'The Mist' Director Frank Darabont on the Shocking Ending to His Haunting Stephen King Adaptation

THE MIST, Thomas Jane, Chris Owen, Toby Jones, 2007. (Photo: Everett)
Thomas Jane, Chris Owen, and Toby Jones in ‘The Mist’ (Photo: Everett)

Halloween is fast approaching, so all this week, Yahoo Movies will be publishing interviews with people who’ve scared us silly in classic horror movies. Go here to read our complete Halloween coverage.
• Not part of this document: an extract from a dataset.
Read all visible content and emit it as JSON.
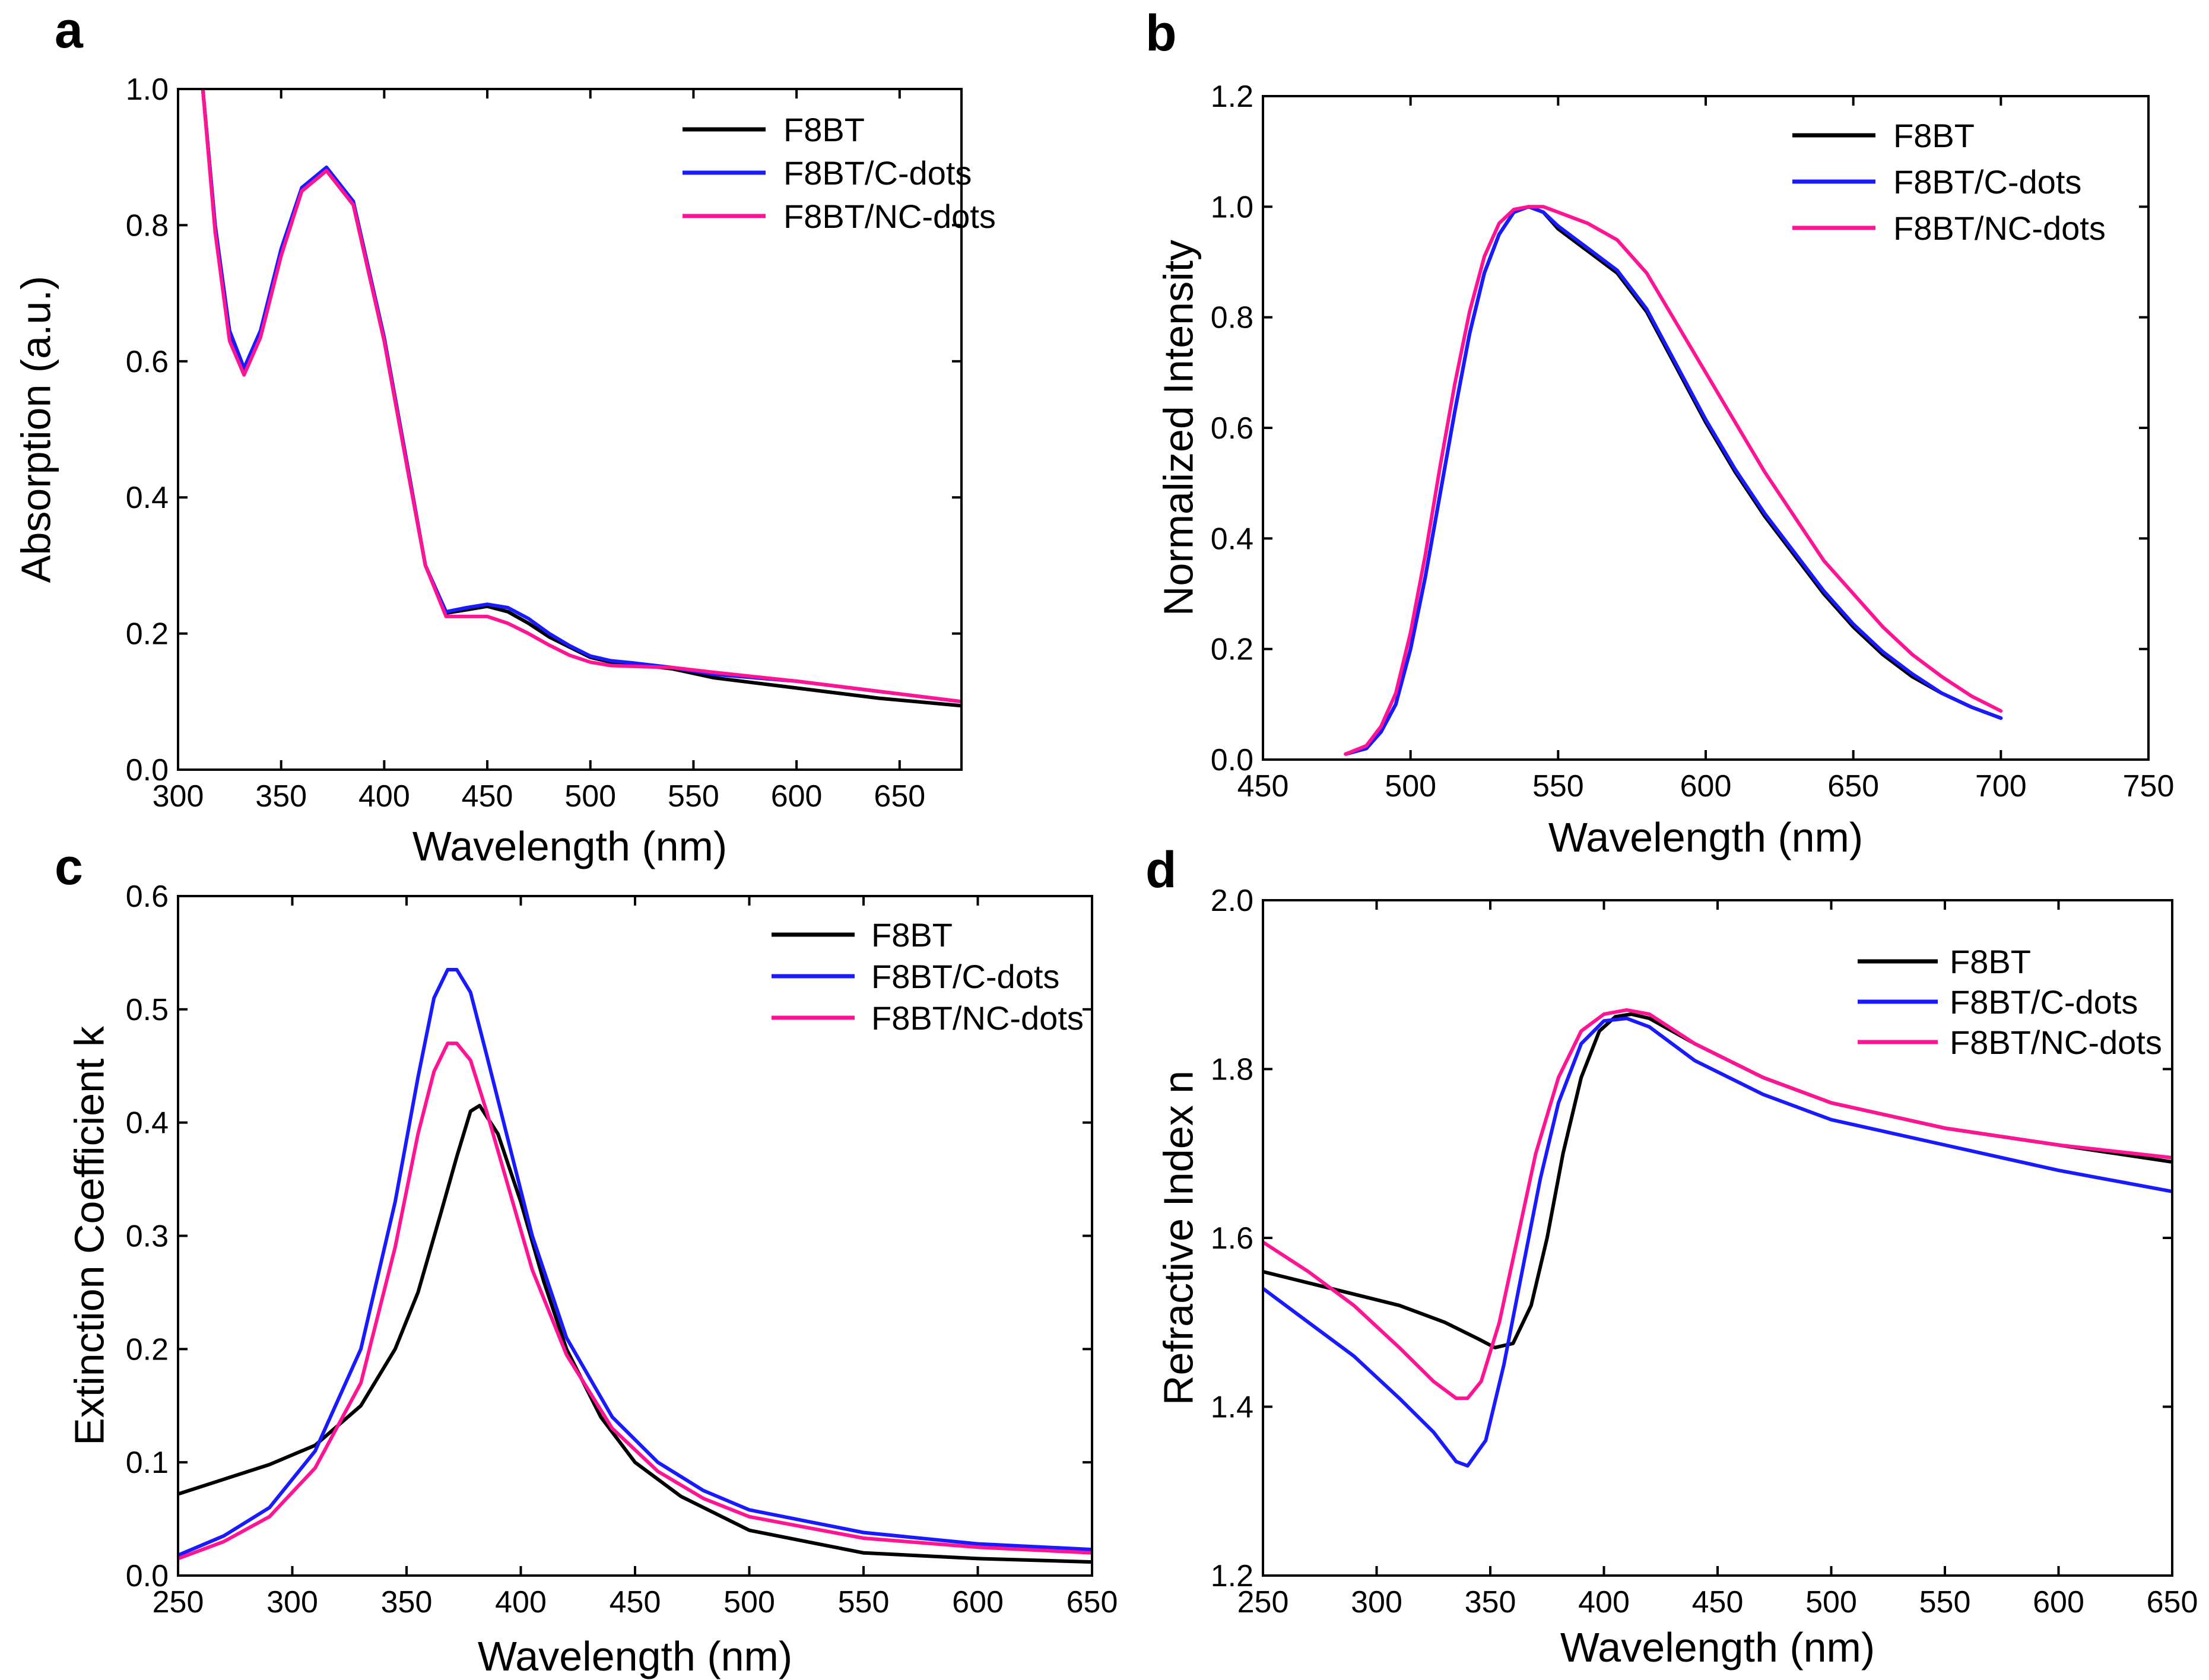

Halloween is a time for costumes, candy, and binge-watching as many creepy, crazy horror films as time will allow. To that end, there’s maybe no more haunting a modern-day chiller than Frank Darabont’s 2007 The Mist, the director’s third adaptation of a Stephen King tale (after The Shawshank Redemption and The Green Mile), which concerns a small Maine town plagued by the inexplicable, malevolent mist of the title. Like its source material, Darabont’s film focuses on a disparate group of residents — and in particular, Thomas Jane’s movie poster artist David Drayton — who take refuge in a local grocery store, where it soon becomes clear that the monstrous threats that await them outside are no worse than the very human dangers they face indoors. All of this leads to an unforgettable finale that is as shocking and disturbing as any ever committed to film. “I was in something of a mean mood at the moment,” Darabont told us a few weeks ago in an interview about the ending.
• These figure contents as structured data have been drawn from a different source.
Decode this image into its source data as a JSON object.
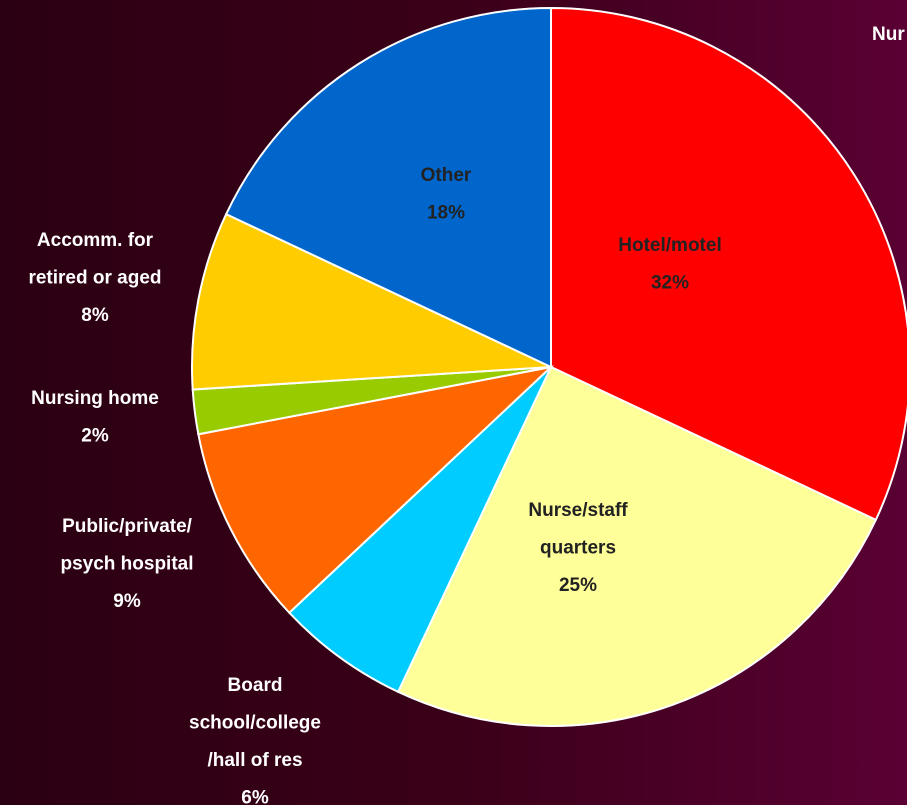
{
  "chart_data": {
    "type": "pie",
    "categories": [
      [
        "Hotel/motel"
      ],
      [
        "Nurse/staff",
        "quarters"
      ],
      [
        "Board",
        "school/college",
        "/hall of res"
      ],
      [
        "Public/private/",
        "psych hospital"
      ],
      [
        "Nursing home"
      ],
      [
        "Accomm. for",
        "retired or aged"
      ],
      [
        "Other"
      ]
    ],
    "values": [
      32,
      25,
      6,
      9,
      2,
      8,
      18
    ],
    "value_labels": [
      "32%",
      "25%",
      "6%",
      "9%",
      "2%",
      "8%",
      "18%"
    ],
    "colors": [
      "#ff0000",
      "#ffff99",
      "#00ccff",
      "#ff6600",
      "#99cc00",
      "#ffcc00",
      "#0066cc"
    ],
    "annotation": "Nur"
  }
}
Spoiler alert for those who still haven’t seen the movie:
While the King story from the anthology Dark Forces has its heroes driving away from the mist and hearing a radio broadcast that implies there may be hope, the movie goes into far bleaker territory. In Darabont’s version, David and four others drive out into the fog, only to run out of gas. Believing they’re destined to meet a grisly death at the hands of the beasts, they agree to end things themselves, with David as the triggerman. After fatally shooting his passengers — including his young son — the mist suddenly clears, and a military convoy with survivors races by, suggesting that the crisis is over, and that had they waited a couple of extra minutes, all would have been well. Horrified at what’s transpired, David tries to kill himself…but he’s out of bullets.

When we spoke with Darabont last month, The Mist’s ending was at the top of our to-discuss list, and he had plenty to say about it. Here’s a reprise of his thoughts:

“When I first read King’s story back a zillion years ago, I thought, ‘Wow, that’s a great story,’ but I thought that for a movie, it should have a more conclusive sort of feeling. So I was trying to puzzle through what that conclusive ending would be, and he kind of lays the groundwork for that, actually. There’s a line of the story where he contemplates that eventuality. And I thought, well, that seems like a clear marker for me.”

Director Frank Darabont attends The Academy's 20th Anniversary Screening of
Director Frank Darabont in 2014 (Photo: Amanda Edwards/WireImage)

“When that came to me, it just felt like the kind of Twilight Zone ending that really stays with you. You know, ‘Time Enough at Last’ where Burgess Meredith breaks his glasses — that kind of ending, where you’re like ‘Oh no, if he’d only waited two more minutes!’ I liked the horrendous irony of it. At that time, I was feeling a little bit pissed off at the world. There’s definitely a political element to that movie, which you don’t have to look too hard to see. I was feeling a little angry at the world, and at our country at that time [The Mist was released in 2007], so it felt like a valid way to end a movie. It doesn’t always have to be a happy ending. It shouldn’t always be a happy ending. Having grown up in the ’70s, it wasn’t always a happy ending.”

“But I thought, ‘OK, I’m going to let Steve decide.’ If Stephen King reads my script and says, ‘Dude, what are you doing, are you out of your mind? You can’t end my story this way,’ then I would actually not have made the movie. But he read it and said, ‘Oh, I love this ending. I wish I’d thought of it.’ He said that, once a generation, a movie should come along that just really pisses the audience off. He pointed to the original Night of the Living Dead as one of those endings that just scarred you.”

“And it felt OK to me! On balance, it seems like, thematically, it’s a pretty good companion piece to Shawshank, in a weird way. Because if Shawshank is the movie about the value of hope, then The Mist becomes a movie about the danger of hopelessness. And believe me, I knew that it was going to be one of those endings that people either really dug, or really hated.”

No matter how upsetting that conclusion is, however, Darabont confessed that even his family prefers The Mist to his other, Oscar-nominated efforts. “Weirdly, my mother likes it the most. And my wife likes it the most, of all the movies I’ve made. They think The Mist is the best one. When they told me this, I said, ‘Ma, what about Shawshank?’ And she said, ‘Oh, that’s good. But I really like The Mist.’ Mom, I had no idea you were into flesh-eating tentacles and carnage! [laughs] But there you go.”